Which returns, on a dual-GPU machine:

Synkhronos attempting to use 2 of 2 detected GPUs...
Using cuDNN version 6020 on context None
Preallocating 5677/8110 Mb (0.700000) on cuda1
Using cuDNN version 6020 on context None
Preallocating 5679/8113 Mb (0.700000) on cuda0
Mapped name None to device cuda1: GeForce GTX 1080 (0000:01:00.0)
Mapped name None to device cuda0: GeForce GTX 1080 (0000:02:00.0)
Synkhronos: 2 GPUs initialized, master rank: 0
Synkhronos distributing functions...
...distribution complete (0 s).
All assertions passed.

The program flow is:

  1. Call synkhronos.fork().
  2. Build Theano variables and graphs.
  3. Build functions through Synkhronos instead of Theano.
  4. Call synkhronos.distribute().
  5. Manage input data / run program with functions.

2.1. In More Detail

Import Theano in CPU-mode, and fork() will initialize the master GPU in the main process and additional GPUs in other processes. All Theano variables thereafter are built in the master, as in single-GPU programs. distribute() replicates all functions, and their variables, in the additional processes and their GPUs.

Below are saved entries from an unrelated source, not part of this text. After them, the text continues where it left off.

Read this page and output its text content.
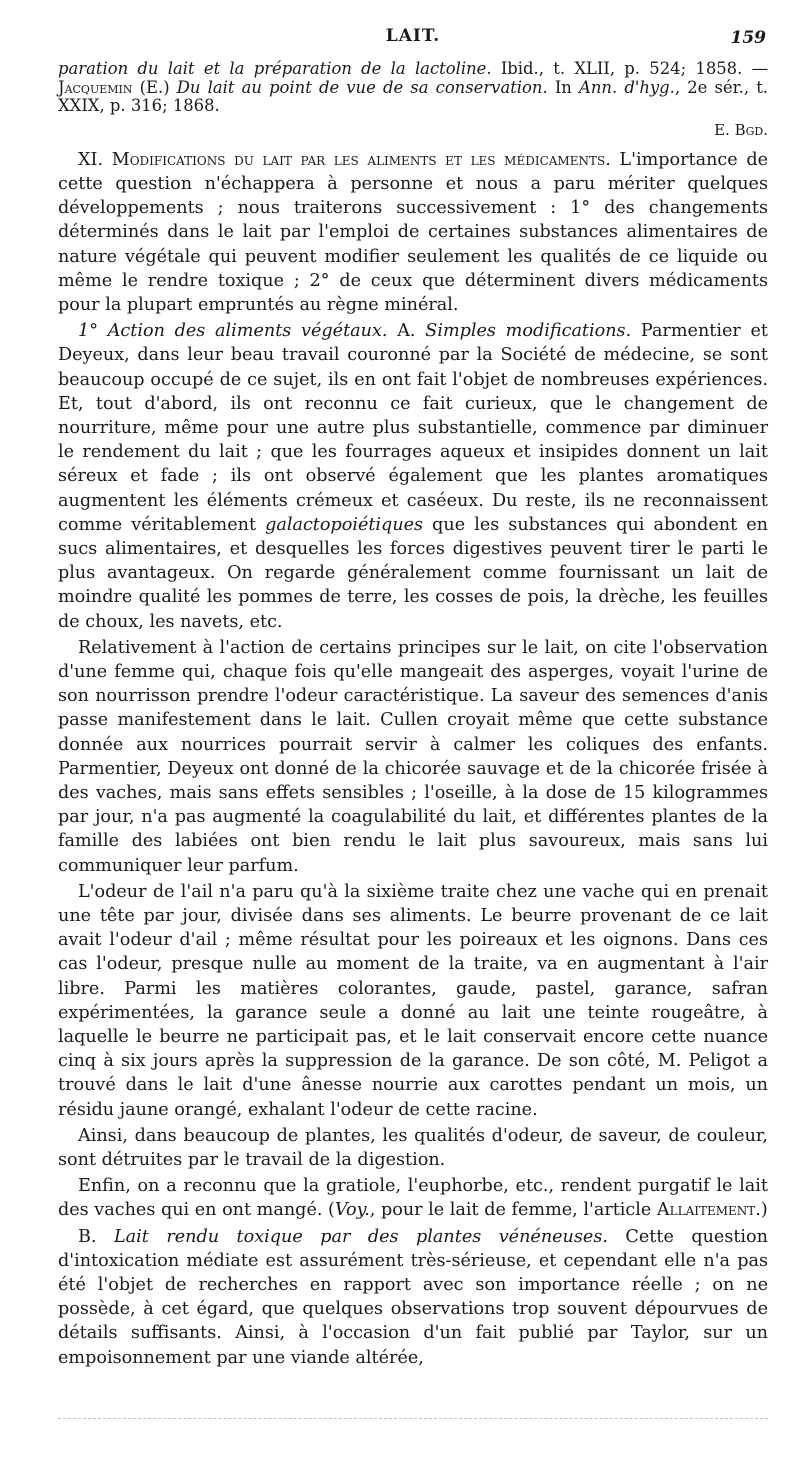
LAIT.	159

paration du lait et la préparation de la lactoline. Ibid., t. XLII, p. 524; 1858. — Jacquemin (E.) Du lait au point de vue de sa conservation. In Ann. d'hyg., 2e sér., t. XXIX, p. 316; 1868.

E. Bgd.

XI. Modifications du lait par les aliments et les médicaments. L'importance de cette question n'échappera à personne et nous a paru mériter quelques développements ; nous traiterons successivement : 1° des changements déterminés dans le lait par l'emploi de certaines substances alimentaires de nature végétale qui peuvent modifier seulement les qualités de ce liquide ou même le rendre toxique ; 2° de ceux que déterminent divers médicaments pour la plupart empruntés au règne minéral.

1° Action des aliments végétaux. A. Simples modifications. Parmentier et Deyeux, dans leur beau travail couronné par la Société de médecine, se sont beaucoup occupé de ce sujet, ils en ont fait l'objet de nombreuses expériences. Et, tout d'abord, ils ont reconnu ce fait curieux, que le changement de nourriture, même pour une autre plus substantielle, commence par diminuer le rendement du lait ; que les fourrages aqueux et insipides donnent un lait séreux et fade ; ils ont observé également que les plantes aromatiques augmentent les éléments crémeux et caséeux. Du reste, ils ne reconnaissent comme véritablement galactopoiétiques que les substances qui abondent en sucs alimentaires, et desquelles les forces digestives peuvent tirer le parti le plus avantageux. On regarde généralement comme fournissant un lait de moindre qualité les pommes de terre, les cosses de pois, la drèche, les feuilles de choux, les navets, etc.

Relativement à l'action de certains principes sur le lait, on cite l'observation d'une femme qui, chaque fois qu'elle mangeait des asperges, voyait l'urine de son nourrisson prendre l'odeur caractéristique. La saveur des semences d'anis passe manifestement dans le lait. Cullen croyait même que cette substance donnée aux nourrices pourrait servir à calmer les coliques des enfants. Parmentier, Deyeux ont donné de la chicorée sauvage et de la chicorée frisée à des vaches, mais sans effets sensibles ; l'oseille, à la dose de 15 kilogrammes par jour, n'a pas augmenté la coagulabilité du lait, et différentes plantes de la famille des labiées ont bien rendu le lait plus savoureux, mais sans lui communiquer leur parfum.

L'odeur de l'ail n'a paru qu'à la sixième traite chez une vache qui en prenait une tête par jour, divisée dans ses aliments. Le beurre provenant de ce lait avait l'odeur d'ail ; même résultat pour les poireaux et les oignons. Dans ces cas l'odeur, presque nulle au moment de la traite, va en augmentant à l'air libre. Parmi les matières colorantes, gaude, pastel, garance, safran expérimentées, la garance seule a donné au lait une teinte rougeâtre, à laquelle le beurre ne participait pas, et le lait conservait encore cette nuance cinq à six jours après la suppression de la garance. De son côté, M. Peligot a trouvé dans le lait d'une ânesse nourrie aux carottes pendant un mois, un résidu jaune orangé, exhalant l'odeur de cette racine.

Ainsi, dans beaucoup de plantes, les qualités d'odeur, de saveur, de couleur, sont détruites par le travail de la digestion.

Enfin, on a reconnu que la gratiole, l'euphorbe, etc., rendent purgatif le lait des vaches qui en ont mangé. (Voy., pour le lait de femme, l'article Allaitement.)

B. Lait rendu toxique par des plantes vénéneuses. Cette question d'intoxication médiate est assurément très-sérieuse, et cependant elle n'a pas été l'objet de recherches en rapport avec son importance réelle ; on ne possède, à cet égard, que quelques observations trop souvent dépourvues de détails suffisants. Ainsi, à l'occasion d'un fait publié par Taylor, sur un empoisonnement par une viande altérée,
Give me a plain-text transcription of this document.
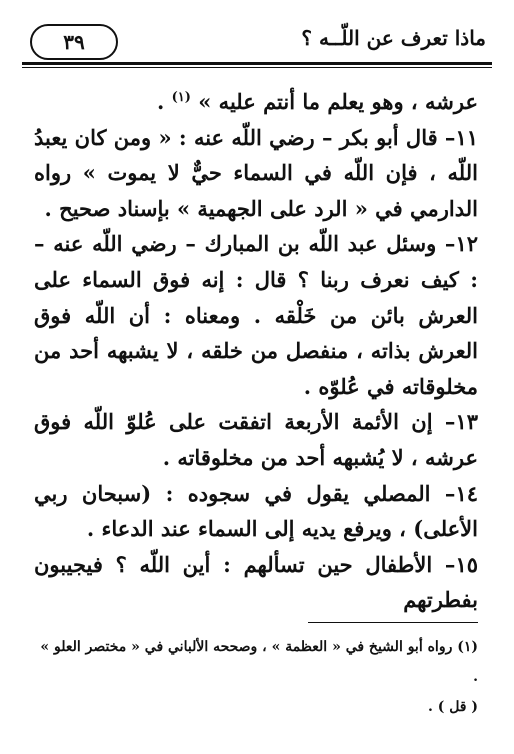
٣٩	ماذا تعرف عن اللّــه ؟

عرشه ، وهو يعلم ما أنتم عليه » $^{(١)}$ .

١١– قال أبو بكر – رضي اللّه عنه : « ومن كان يعبدُ اللّه ، فإن اللّه في السماء حيٌّ لا يموت » رواه الدارمي في « الرد على الجهمية » بإسناد صحيح .

١٢– وسئل عبد اللّه بن المبارك – رضي اللّه عنه – : كيف نعرف ربنا ؟ قال : إنه فوق السماء على العرش بائن من خَلْقه . ومعناه : أن اللّه فوق العرش بذاته ، منفصل من خلقه ، لا يشبهه أحد من مخلوقاته في عُلوّه .

١٣– إن الأئمة الأربعة اتفقت على عُلوّ اللّه فوق عرشه ، لا يُشبهه أحد من مخلوقاته .

١٤– المصلي يقول في سجوده : (سبحان ربي الأعلى) ، ويرفع يديه إلى السماء عند الدعاء .

١٥– الأطفال حين تسألهم : أين اللّه ؟ فيجيبون بفطرتهم

(١) رواه أبو الشيخ في « العظمة » ، وصححه الألباني في « مختصر العلو » .

( قل ) .
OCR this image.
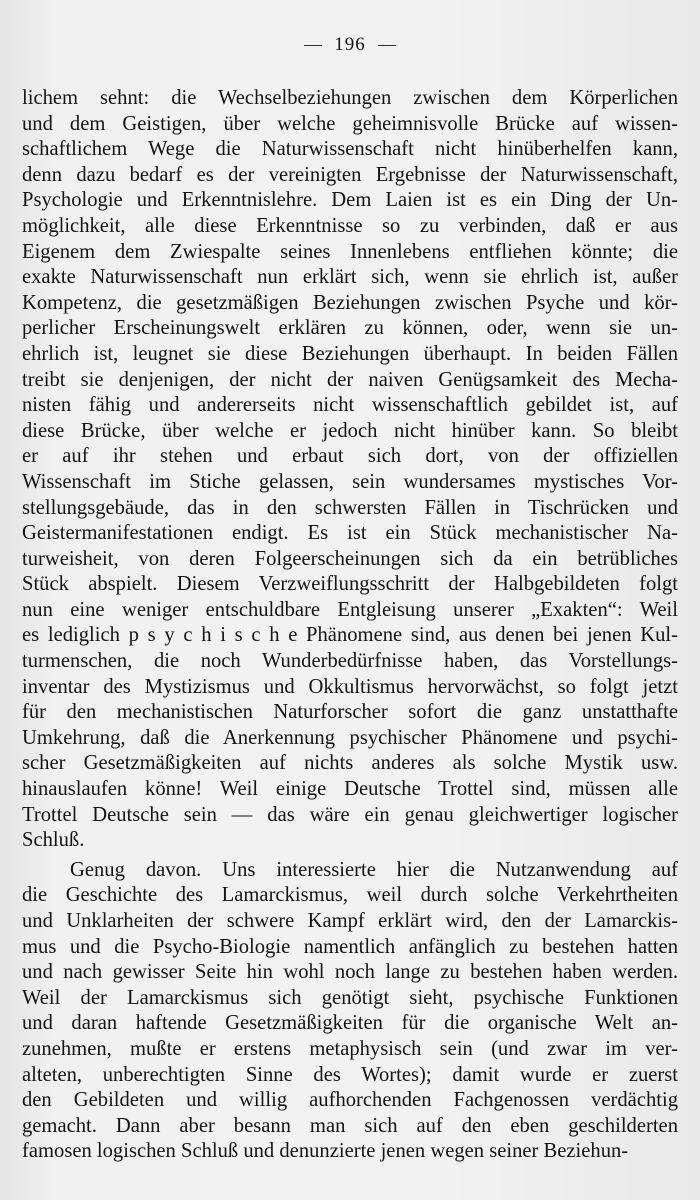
196
lichem sehnt: die Wechselbeziehungen zwischen dem Körperlichen
und dem Geistigen, über welche geheimnisvolle Brücke auf wissen-
schaftlichem Wege die Naturwissenschaft nicht hinüberhelfen kann,
denn dazu bedarf es der vereinigten Ergebnisse der Naturwissenschaft,
Psychologie und Erkenntnislehre. Dem Laien ist es ein Ding der Un-
möglichkeit, alle diese Erkenntnisse so zu verbinden, daß er aus
Eigenem dem Zwiespalte seines Innenlebens entfliehen könnte; die
exakte Naturwissenschaft nun erklärt sich, wenn sie ehrlich ist, außer
Kompetenz, die gesetzmäßigen Beziehungen zwischen Psyche und kör-
perlicher Erscheinungswelt erklären zu können, oder, wenn sie un-
ehrlich ist, leugnet sie diese Beziehungen überhaupt. In beiden Fällen
treibt sie denjenigen, der nicht der naiven Genügsamkeit des Mecha-
nisten fähig und andererseits nicht wissenschaftlich gebildet ist, auf
diese Brücke, über welche er jedoch nicht hinüber kann. So bleibt
er auf ihr stehen und erbaut sich dort, von der offiziellen
Wissenschaft im Stiche gelassen, sein wundersames mystisches Vor-
stellungsgebäude, das in den schwersten Fällen in Tischrücken und
Geistermanifestationen endigt. Es ist ein Stück mechanistischer Na-
turweisheit, von deren Folgeerscheinungen sich da ein betrübliches
Stück abspielt. Diesem Verzweiflungsschritt der Halbgebildeten folgt
nun eine weniger entschuldbare Entgleisung unserer „Exakten“: Weil
es lediglich p s y c h i s c h e Phänomene sind, aus denen bei jenen Kul-
turmenschen, die noch Wunderbedürfnisse haben, das Vorstellungs-
inventar des Mystizismus und Okkultismus hervorwächst, so folgt jetzt
für den mechanistischen Naturforscher sofort die ganz unstatthafte
Umkehrung, daß die Anerkennung psychischer Phänomene und psychi-
scher Gesetzmäßigkeiten auf nichts anderes als solche Mystik usw.
hinauslaufen könne! Weil einige Deutsche Trottel sind, müssen alle
Trottel Deutsche sein — das wäre ein genau gleichwertiger logischer
Schluß.
Genug davon. Uns interessierte hier die Nutzanwendung auf
die Geschichte des Lamarckismus, weil durch solche Verkehrtheiten
und Unklarheiten der schwere Kampf erklärt wird, den der Lamarckis-
mus und die Psycho-Biologie namentlich anfänglich zu bestehen hatten
und nach gewisser Seite hin wohl noch lange zu bestehen haben werden.
Weil der Lamarckismus sich genötigt sieht, psychische Funktionen
und daran haftende Gesetzmäßigkeiten für die organische Welt an-
zunehmen, mußte er erstens metaphysisch sein (und zwar im ver-
alteten, unberechtigten Sinne des Wortes); damit wurde er zuerst
den Gebildeten und willig aufhorchenden Fachgenossen verdächtig
gemacht. Dann aber besann man sich auf den eben geschilderten
famosen logischen Schluß und denunzierte jenen wegen seiner Beziehun-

A function’s inputs will be scattered by splitting evenly along the 0-th dimension. In this example, data parallelism applies across the 0-th dimensions of the variable x. A function’s bcast_inputs are broadcast and used wholly in all workers, as the variable y in the example.

All explicit inputs to functions must be of type synkhronos.Data, rather than numpy arrays. The underlying memory of these objects is in OS shared memory, so all processes have access to it. They present an interface similar to numpy arrays, see demos/demo_2.py.

The Synkhronos function is computed simultaneously on all GPUs, including the master. By default, outputs are reduced and averaged, so the comparison to the single-GPU Theano function result passes. Other operations are possible: sum, prod, max, min, or None for no reduction.

2.2. Distribute

After all functions are constructed, calling distribute() pickles all functions (and their shared variable data) in the master and unpickles them in all workers. This may take a few moments. Pickling all functions together preserves correspondences among variables used in multiple functions in each worker.

Currently, distribute() can only be called once. In the future it could be automated or made possible to call multiple times. Synkhronos data objects can be made before or after distributing, but only after forking.